![]() |
| Sumber; akurat.co |
Warga Kecamatan Batang Natal, Kabupaten Mandailing Natal
(Madina), Sumatera Utara mengatakan jika pembalakan hutan menjadi penyebab terjadinya Banjir. Banjir telah menghilangkan beberapa rumah warga. Kini, mereka tinggal
di rumah kerabat sembari menunggu bala bantuan tiba.
Erisandy salah satu warga mengatakan, jika Banjir yang
terjadi sejak Rabu(7/11) kemarin menjadi yang terparah sejak tahun 1970.
“Banjir ini menurut keterangan orangtua sejak 1970, ini
banjir terbesar dan terparah,” ucapnya, Kamis (8/11) malam.

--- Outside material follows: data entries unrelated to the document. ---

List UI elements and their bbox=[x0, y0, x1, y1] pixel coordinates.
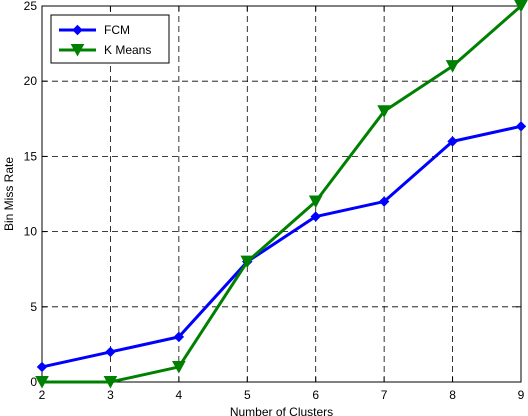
data-point bbox=[310, 211, 321, 222]
x-tick-label: 7 bbox=[381, 388, 388, 402]
y-tick-label: 20 bbox=[24, 74, 38, 88]
legend-label: FCM bbox=[104, 23, 130, 37]
data-point bbox=[515, 121, 527, 132]
data-point bbox=[172, 360, 186, 374]
legend: FCM K Means bbox=[50, 14, 170, 64]
data-point bbox=[35, 376, 49, 389]
x-tick-label: 8 bbox=[449, 388, 456, 402]
data-point bbox=[377, 105, 391, 118]
y-tick-label: 0 bbox=[30, 375, 37, 389]
x-tick-label: 5 bbox=[244, 388, 251, 402]
data-point bbox=[103, 376, 118, 389]
data-point bbox=[36, 361, 48, 373]
data-point bbox=[240, 255, 255, 269]
legend-box bbox=[50, 14, 170, 64]
legend-item: FCM bbox=[59, 23, 130, 37]
series-fcm bbox=[36, 121, 527, 373]
series-k-means bbox=[35, 0, 528, 389]
data-point bbox=[447, 136, 458, 147]
legend-marker bbox=[70, 44, 85, 57]
x-tick-label: 6 bbox=[312, 388, 319, 402]
x-axis-label: Number of Clusters bbox=[230, 405, 333, 416]
legend-label: K Means bbox=[104, 43, 151, 57]
data-point bbox=[173, 331, 185, 343]
y-tick-label: 25 bbox=[24, 0, 38, 13]
y-tick-label: 15 bbox=[24, 149, 38, 163]
plot-area bbox=[41, 5, 522, 383]
legend-item: K Means bbox=[59, 43, 151, 57]
data-point bbox=[378, 196, 390, 207]
y-tick-label: 10 bbox=[24, 225, 38, 239]
series-layer bbox=[35, 0, 528, 389]
y-tick-label: 5 bbox=[30, 300, 37, 314]
data-point bbox=[514, 0, 528, 13]
data-point bbox=[105, 346, 116, 358]
x-tick-label: 9 bbox=[518, 388, 525, 402]
y-axis-label: Bin Miss Rate bbox=[2, 157, 16, 231]
legend-marker bbox=[72, 24, 83, 36]
x-tick-label: 4 bbox=[176, 388, 183, 402]
series-line bbox=[41, 124, 522, 369]
x-tick-label: 3 bbox=[107, 388, 114, 402]
x-tick-label: 2 bbox=[39, 388, 46, 402]
data-point bbox=[308, 195, 323, 209]
data-point bbox=[445, 60, 460, 73]
series-line bbox=[42, 4, 522, 384]
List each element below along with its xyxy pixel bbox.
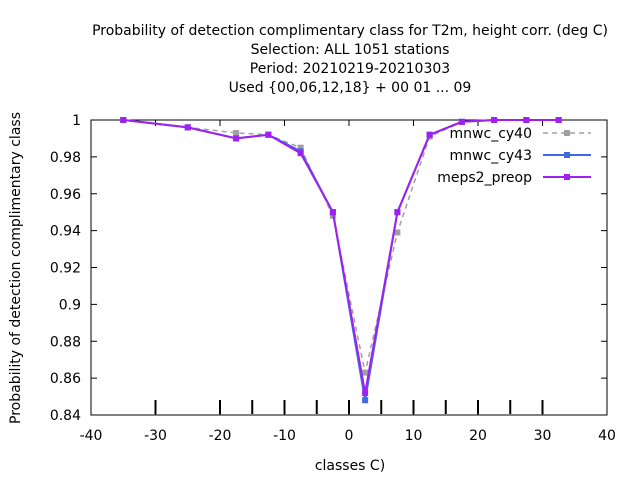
y-axis: 0.84 0.86 0.88 0.9 0.92 0.94 0.96 0.98 1 <box>50 113 607 424</box>
data-point-meps2_preop <box>491 117 498 123</box>
x-tick-label: 20 <box>469 428 487 444</box>
x-tick-label: 40 <box>598 428 616 444</box>
data-point-meps2_preop <box>362 389 369 396</box>
legend-marker <box>564 174 570 180</box>
x-tick-label: -30 <box>144 428 167 444</box>
y-tick-label: 0.98 <box>50 150 81 166</box>
y-tick-label: 0.84 <box>50 408 81 424</box>
data-point-mnwc_cy40 <box>394 229 401 236</box>
x-tick-label: -40 <box>80 428 103 444</box>
title-line-2: Selection: ALL 1051 stations <box>251 42 450 58</box>
data-point-mnwc_cy40 <box>297 144 304 151</box>
data-point-meps2_preop <box>555 117 562 123</box>
chart-title: Probability of detection complimentary c… <box>92 23 608 96</box>
y-tick-label: 0.96 <box>50 187 81 203</box>
y-tick-label: 1 <box>72 113 81 129</box>
x-tick-label: 10 <box>405 428 423 444</box>
series-layer <box>120 117 562 404</box>
data-point-meps2_preop <box>426 131 433 138</box>
y-tick-label: 0.94 <box>50 224 81 240</box>
y-tick-label: 0.86 <box>50 371 81 387</box>
x-axis-label: classes C) <box>315 458 385 474</box>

Soal pemukiman warga di bantaran sungai dan disebut-sebut
sebagai penyebab banyaknya korban dari bencana banjir, Erisandy agaknya
membantah. Menurut dia, mendirikan rumah di pinggir sungai adalah pilihan yang harus
dilakukan warga, mengingat Kecamatan Batang Natal yang berkontur perbukitan.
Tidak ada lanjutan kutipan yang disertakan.